“As political honeymoons go, Joko Widodo’s has been almost nonexistent,” says Bloomberg’s William Pesek. Indonesia’s new president was inaugurated last October, swept to power on a ticket of wide-ranging reforms and economic growth. But since then, growth has stalled, slipping to an annual rate of 4.7% – a five-year low.
The downturn is partly due to weak demand from China, which has hit nickel, coal and tin exports. Rising inflation, meanwhile, has prevented the central bank from cutting interest rates. But some of “Indonesia’s wounds are self-inflicted”.
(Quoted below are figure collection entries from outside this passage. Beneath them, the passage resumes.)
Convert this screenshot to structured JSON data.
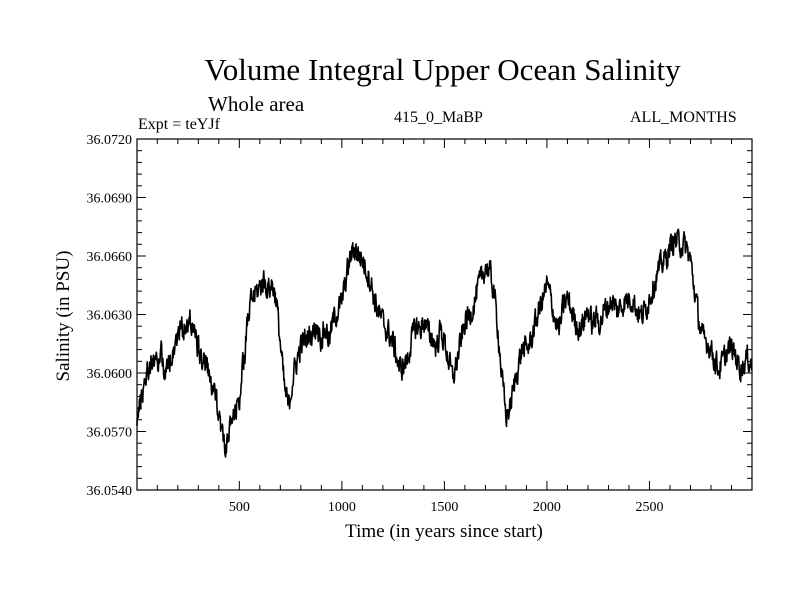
{
  "header": {
    "title": "Volume Integral Upper Ocean Salinity",
    "subtitle": "Whole area",
    "experiment": "Expt = teYJf",
    "run_label": "415_0_MaBP",
    "months_label": "ALL_MONTHS"
  },
  "chart_data": {
    "type": "line",
    "title": "Volume Integral Upper Ocean Salinity",
    "xlabel": "Time (in years since start)",
    "ylabel": "Salinity (in PSU)",
    "xlim": [
      1,
      3000
    ],
    "ylim": [
      36.054,
      36.072
    ],
    "x_ticks": [
      500,
      1000,
      1500,
      2000,
      2500
    ],
    "x_tick_labels": [
      "500",
      "1000",
      "1500",
      "2000",
      "2500"
    ],
    "y_ticks": [
      36.054,
      36.057,
      36.06,
      36.063,
      36.066,
      36.069,
      36.072
    ],
    "y_tick_labels": [
      "36.0540",
      "36.0570",
      "36.0600",
      "36.0630",
      "36.0660",
      "36.0690",
      "36.0720"
    ],
    "grid": false,
    "noise_amplitude": 0.0011,
    "series": [
      {
        "name": "Salinity",
        "color": "#000000",
        "x": [
          0,
          20,
          40,
          60,
          80,
          100,
          120,
          140,
          160,
          180,
          200,
          220,
          240,
          260,
          280,
          300,
          320,
          340,
          360,
          380,
          400,
          420,
          440,
          460,
          480,
          500,
          520,
          540,
          560,
          580,
          600,
          620,
          640,
          660,
          680,
          700,
          720,
          740,
          760,
          780,
          800,
          820,
          840,
          860,
          880,
          900,
          920,
          940,
          960,
          980,
          1000,
          1020,
          1040,
          1060,
          1080,
          1100,
          1120,
          1140,
          1160,
          1180,
          1200,
          1220,
          1240,
          1260,
          1280,
          1300,
          1320,
          1340,
          1360,
          1380,
          1400,
          1420,
          1440,
          1460,
          1480,
          1500,
          1520,
          1540,
          1560,
          1580,
          1600,
          1620,
          1640,
          1660,
          1680,
          1700,
          1720,
          1740,
          1760,
          1780,
          1800,
          1820,
          1840,
          1860,
          1880,
          1900,
          1920,
          1940,
          1960,
          1980,
          2000,
          2020,
          2040,
          2060,
          2080,
          2100,
          2120,
          2140,
          2160,
          2180,
          2200,
          2220,
          2240,
          2260,
          2280,
          2300,
          2320,
          2340,
          2360,
          2380,
          2400,
          2420,
          2440,
          2460,
          2480,
          2500,
          2520,
          2540,
          2560,
          2580,
          2600,
          2620,
          2640,
          2660,
          2680,
          2700,
          2720,
          2740,
          2760,
          2780,
          2800,
          2820,
          2840,
          2860,
          2880,
          2900,
          2920,
          2940,
          2960,
          2980,
          3000
        ],
        "y": [
          36.0578,
          36.0585,
          36.0598,
          36.0603,
          36.0608,
          36.0604,
          36.0612,
          36.0598,
          36.0606,
          36.0614,
          36.0619,
          36.0624,
          36.0621,
          36.0628,
          36.0622,
          36.0612,
          36.0607,
          36.0603,
          36.0595,
          36.0588,
          36.0582,
          36.0566,
          36.0562,
          36.0574,
          36.0579,
          36.0588,
          36.0605,
          36.0625,
          36.0638,
          36.0641,
          36.0644,
          36.0648,
          36.0643,
          36.0646,
          36.0638,
          36.0615,
          36.0592,
          36.0582,
          36.0597,
          36.0606,
          36.0614,
          36.0617,
          36.0619,
          36.0621,
          36.0624,
          36.0618,
          36.0623,
          36.0617,
          36.0628,
          36.0632,
          36.0636,
          36.0648,
          36.0659,
          36.0664,
          36.0661,
          36.0658,
          36.0653,
          36.0647,
          36.0637,
          36.0631,
          36.0626,
          36.0622,
          36.0618,
          36.0612,
          36.0602,
          36.0603,
          36.0607,
          36.0617,
          36.0624,
          36.0622,
          36.0627,
          36.0621,
          36.0618,
          36.0613,
          36.0622,
          36.0616,
          36.0607,
          36.0597,
          36.0605,
          36.0616,
          36.0626,
          36.0629,
          36.0634,
          36.0642,
          36.0648,
          36.0655,
          36.0652,
          36.0643,
          36.0624,
          36.0598,
          36.0578,
          36.0582,
          36.0593,
          36.0604,
          36.0613,
          36.0612,
          36.0616,
          36.0624,
          36.0632,
          36.0638,
          36.0645,
          36.0638,
          36.0627,
          36.0622,
          36.0634,
          36.0638,
          36.0632,
          36.0626,
          36.0622,
          36.0627,
          36.0632,
          36.0625,
          36.0628,
          36.0626,
          36.0632,
          36.0635,
          36.0637,
          36.0632,
          36.0634,
          36.0637,
          36.0638,
          36.0638,
          36.0632,
          36.0629,
          36.0632,
          36.0639,
          36.0645,
          36.0651,
          36.0656,
          36.0659,
          36.0664,
          36.0668,
          36.0667,
          36.0666,
          36.0664,
          36.0658,
          36.0642,
          36.0628,
          36.0617,
          36.0616,
          36.0613,
          36.0606,
          36.0602,
          36.0606,
          36.0611,
          36.0613,
          36.0609,
          36.0603,
          36.0604,
          36.0608,
          36.0604
        ]
      }
    ]
  }
}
Infrastructure was key to Widodo’s plan to revive the economy. But while the government aimed to spend 290trn rupiah on it in 2015, by May it had spent just 2.4% of this sum. Part of the problem is that tax revenues have not grown as fast as expected, due to the lacklustre economy and poor revenue collection, so now spending must be reined in to compensate. But Widodo has been slow to cut red tape and tackle corruption, says Pesek. To rectify this, he “would need to get his party on board, and fast”.
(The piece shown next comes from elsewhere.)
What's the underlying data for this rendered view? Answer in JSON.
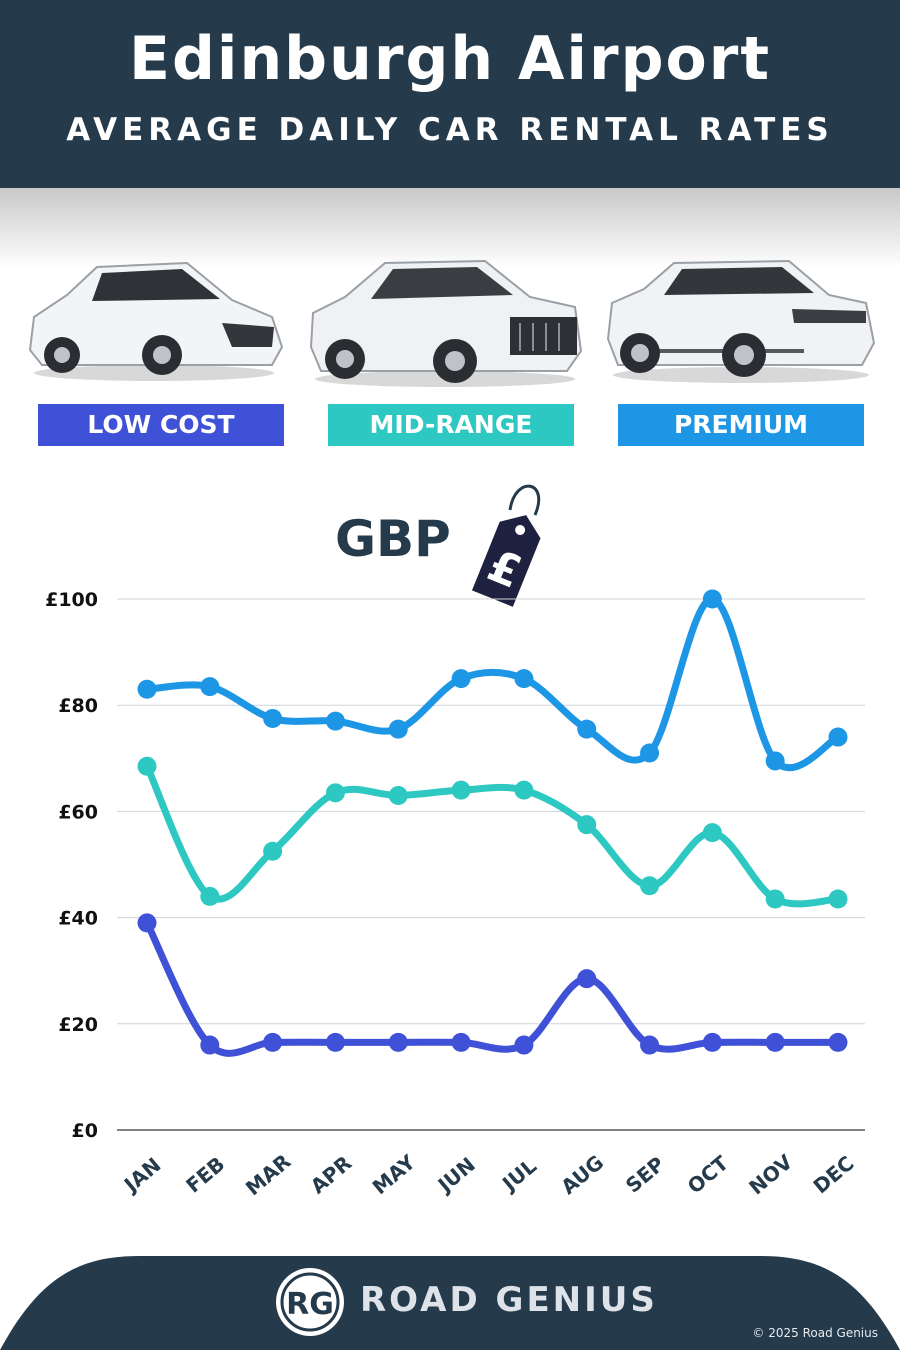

Moreover, government hopes that an opposition party would join the ruling coalition to secure the parliamentary majority for reforms have been dashed, says Avantika Chilkoti in the Financial Times. Critics have also slammed Widodo for his employment of “incompetent ministers and bungling bureaucrats”, add Bloomberg’s Kanupriya Kapoor and Gayatri Suroyo.
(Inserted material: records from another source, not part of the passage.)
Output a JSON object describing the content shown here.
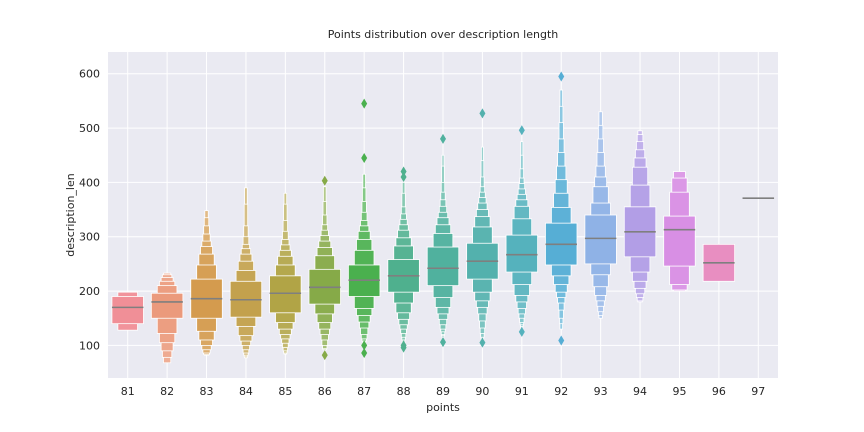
{
  "chart_data": {
    "type": "boxenplot",
    "title": "Points distribution over description length",
    "xlabel": "points",
    "ylabel": "description_len",
    "ylim": [
      40,
      640
    ],
    "yticks": [
      100,
      200,
      300,
      400,
      500,
      600
    ],
    "grid": true,
    "categories": [
      "81",
      "82",
      "83",
      "84",
      "85",
      "86",
      "87",
      "88",
      "89",
      "90",
      "91",
      "92",
      "93",
      "94",
      "95",
      "96",
      "97"
    ],
    "colors": [
      "#f08f97",
      "#eb9a7c",
      "#d49b4e",
      "#c3a14d",
      "#b1a446",
      "#86aa48",
      "#4ab04e",
      "#4fb08e",
      "#50b19e",
      "#53b1ad",
      "#55b2bd",
      "#56aed5",
      "#8fb2e6",
      "#b29ee6",
      "#d88fe4",
      "#e88ec1",
      "#ee91a8"
    ],
    "median_color": "#7f7f7f",
    "series": [
      {
        "category": "81",
        "median": 170,
        "boxes": [
          [
            140,
            190
          ],
          [
            128,
            198
          ]
        ],
        "outliers": []
      },
      {
        "category": "82",
        "median": 180,
        "boxes": [
          [
            150,
            196
          ],
          [
            122,
            210
          ],
          [
            105,
            218
          ],
          [
            90,
            225
          ],
          [
            78,
            230
          ],
          [
            68,
            233
          ]
        ],
        "outliers": []
      },
      {
        "category": "83",
        "median": 186,
        "boxes": [
          [
            150,
            222
          ],
          [
            126,
            248
          ],
          [
            110,
            268
          ],
          [
            100,
            282
          ],
          [
            92,
            292
          ],
          [
            86,
            305
          ],
          [
            83,
            320
          ],
          [
            82,
            335
          ],
          [
            82,
            348
          ]
        ],
        "outliers": []
      },
      {
        "category": "84",
        "median": 184,
        "boxes": [
          [
            152,
            218
          ],
          [
            135,
            238
          ],
          [
            118,
            255
          ],
          [
            108,
            268
          ],
          [
            100,
            278
          ],
          [
            92,
            286
          ],
          [
            86,
            300
          ],
          [
            82,
            320
          ],
          [
            79,
            360
          ],
          [
            77,
            390
          ]
        ],
        "outliers": []
      },
      {
        "category": "85",
        "median": 196,
        "boxes": [
          [
            160,
            228
          ],
          [
            142,
            248
          ],
          [
            130,
            264
          ],
          [
            120,
            275
          ],
          [
            112,
            285
          ],
          [
            104,
            295
          ],
          [
            96,
            310
          ],
          [
            90,
            330
          ],
          [
            86,
            360
          ],
          [
            84,
            380
          ]
        ],
        "outliers": []
      },
      {
        "category": "86",
        "median": 207,
        "boxes": [
          [
            176,
            240
          ],
          [
            158,
            265
          ],
          [
            142,
            280
          ],
          [
            130,
            292
          ],
          [
            120,
            302
          ],
          [
            110,
            312
          ],
          [
            100,
            322
          ],
          [
            94,
            340
          ],
          [
            92,
            365
          ],
          [
            92,
            392
          ]
        ],
        "outliers": [
          82,
          403
        ]
      },
      {
        "category": "87",
        "median": 220,
        "boxes": [
          [
            190,
            248
          ],
          [
            168,
            275
          ],
          [
            155,
            295
          ],
          [
            143,
            310
          ],
          [
            132,
            320
          ],
          [
            120,
            330
          ],
          [
            112,
            345
          ],
          [
            108,
            365
          ],
          [
            106,
            390
          ],
          [
            104,
            415
          ]
        ],
        "outliers": [
          86,
          100,
          445,
          545
        ]
      },
      {
        "category": "88",
        "median": 228,
        "boxes": [
          [
            198,
            258
          ],
          [
            178,
            283
          ],
          [
            160,
            298
          ],
          [
            148,
            312
          ],
          [
            138,
            322
          ],
          [
            130,
            332
          ],
          [
            122,
            342
          ],
          [
            115,
            355
          ],
          [
            110,
            380
          ],
          [
            105,
            400
          ]
        ],
        "outliers": [
          96,
          100,
          410,
          420
        ]
      },
      {
        "category": "89",
        "median": 242,
        "boxes": [
          [
            210,
            281
          ],
          [
            188,
            306
          ],
          [
            170,
            322
          ],
          [
            158,
            335
          ],
          [
            148,
            345
          ],
          [
            138,
            356
          ],
          [
            130,
            368
          ],
          [
            125,
            382
          ],
          [
            120,
            400
          ],
          [
            118,
            430
          ],
          [
            115,
            450
          ]
        ],
        "outliers": [
          106,
          480
        ]
      },
      {
        "category": "90",
        "median": 255,
        "boxes": [
          [
            222,
            288
          ],
          [
            198,
            318
          ],
          [
            182,
            337
          ],
          [
            170,
            350
          ],
          [
            158,
            362
          ],
          [
            145,
            372
          ],
          [
            132,
            382
          ],
          [
            122,
            392
          ],
          [
            115,
            410
          ],
          [
            112,
            440
          ],
          [
            110,
            465
          ]
        ],
        "outliers": [
          105,
          527
        ]
      },
      {
        "category": "91",
        "median": 267,
        "boxes": [
          [
            235,
            303
          ],
          [
            212,
            333
          ],
          [
            192,
            356
          ],
          [
            180,
            368
          ],
          [
            168,
            378
          ],
          [
            158,
            388
          ],
          [
            150,
            398
          ],
          [
            142,
            408
          ],
          [
            138,
            425
          ],
          [
            135,
            450
          ],
          [
            132,
            475
          ]
        ],
        "outliers": [
          125,
          496
        ]
      },
      {
        "category": "92",
        "median": 286,
        "boxes": [
          [
            248,
            325
          ],
          [
            228,
            354
          ],
          [
            212,
            380
          ],
          [
            198,
            405
          ],
          [
            188,
            430
          ],
          [
            178,
            455
          ],
          [
            165,
            480
          ],
          [
            150,
            510
          ],
          [
            140,
            540
          ],
          [
            130,
            570
          ]
        ],
        "outliers": [
          109,
          595
        ]
      },
      {
        "category": "93",
        "median": 297,
        "boxes": [
          [
            250,
            340
          ],
          [
            230,
            362
          ],
          [
            208,
            392
          ],
          [
            192,
            410
          ],
          [
            182,
            430
          ],
          [
            172,
            455
          ],
          [
            162,
            480
          ],
          [
            155,
            505
          ],
          [
            150,
            530
          ]
        ],
        "outliers": []
      },
      {
        "category": "94",
        "median": 309,
        "boxes": [
          [
            263,
            355
          ],
          [
            235,
            395
          ],
          [
            218,
            428
          ],
          [
            205,
            445
          ],
          [
            195,
            460
          ],
          [
            188,
            475
          ],
          [
            182,
            488
          ],
          [
            180,
            495
          ]
        ],
        "outliers": []
      },
      {
        "category": "95",
        "median": 313,
        "boxes": [
          [
            246,
            338
          ],
          [
            212,
            382
          ],
          [
            202,
            408
          ],
          [
            200,
            420
          ]
        ],
        "outliers": []
      },
      {
        "category": "96",
        "median": 252,
        "boxes": [
          [
            218,
            286
          ]
        ],
        "outliers": []
      },
      {
        "category": "97",
        "median": 371,
        "boxes": [],
        "outliers": []
      }
    ]
  }
}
Still, it’s too soon to write off the reformist government. Overall, progress may be disappointing, but it has managed to push through significant cuts to fuel subsidies. Indonesia’s young working population and emerging middle classes bode well longer term, and our favourite Indonesia play – the Aberdeen Indonesia Fund (US: IF) – looks cheap enough to account for the risks on an unusually large discount to net asset value of 11%.